Wave propagation is explained pictorially

before diving into mathematics.

Electrical circuit analogies are used to provide

insight into the operation of transducers.

Formulas are given to help readers to

work out their own designs. It is hardly surprising

that Acoustics has become one of the

most cited books on the subject.

My background was in electrical engineering,

so naturally Leo’s circuit analogies

sparked my interest in acoustics and his book

was my bible for many years. I was always fascinated by the plots of directivity patters and

radiation impedances for pistons with and

without baffles. In fact Lord Rayleigh (John

W. Strutt) had derived an elegant closed-form

formula for the radiation impedance of a piston

in an infinite baffle in 1894 [2], long

before the direct radiator loudspeaker had

been invented.

However, I had much more difficulty in

reproducing the impedance of a piston without

a baffle. In 2002, I looked up the paper

that Leo cited in the footnotes [3] expecting

to find an equation that I could simply enter

into my computer and use to plot the result.

It wasn’t there. I had to go right back to

Christoffel Bouwkamp’s 1941 PhD thesis [4],

which is 25 pages long, but contains no final

equation that can be used. Every step is

needed. At the end, the author states “The

time-consuming computation of eigenvalues,

eigenfunctions, and other quantities important

for the physical interpretation was done

on a small hand-driven Brunsviga desk calculator”.

This was certainly a heroic achievement

at the time and I imagine that he burnt

much midnight oil.

At about the same time, I discovered a

paper [5] by another Dutch researcher, Hans

Streng, which used more powerful boundary

integral methods [6] to determine the sound

radiated from a circular electrostatic loudspeaker

membrane. I then met a Finnish colleague

(coincidentally with the same forename

as the author of my favorite book), Leo

Kärkkäinen, who was working at Nokia

Research Center in Helsinki. When I showed

him Streng’s paper, he was quite excited

about it because he could see that it could be

used to describe any surface velocity distribution

such as that of a piston in a circular baffle.

This led to our first published paper [7].

With his physics background, Leo became

my mentor in wave theory and mathematical

methods. He even modified the Streng

method in order to avoid the use of collocation

and thus calculate everything directly.
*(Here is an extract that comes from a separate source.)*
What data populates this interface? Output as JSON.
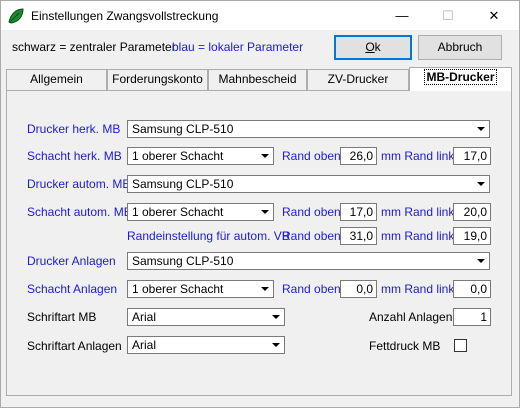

In

my second paper [8] I applied this method to

the Bouwkamp problem of waves diffracted

through a circular aperture. Meanwhile, I

had been busy creating my own document of

everything I had learnt about wave theory

starting from first principles until one day,

when I showed it to Leo Kärkkäinen, he said

“This would make a nice book. Have you

thought of publishing it?”

A few years later, on 23rd April 2007 to be

exact, I was thinking that what the world of

engineering acoustics needed was a text book

that covered everything from lumped-element

theory using circuit analogies, as covered

in Leo Beranek’s book, to wave theory

and sound radiation/scattering problems.

However, I could not cover the fundamental

principles any better than Leo had already

done and I did not want to plagiarize anything.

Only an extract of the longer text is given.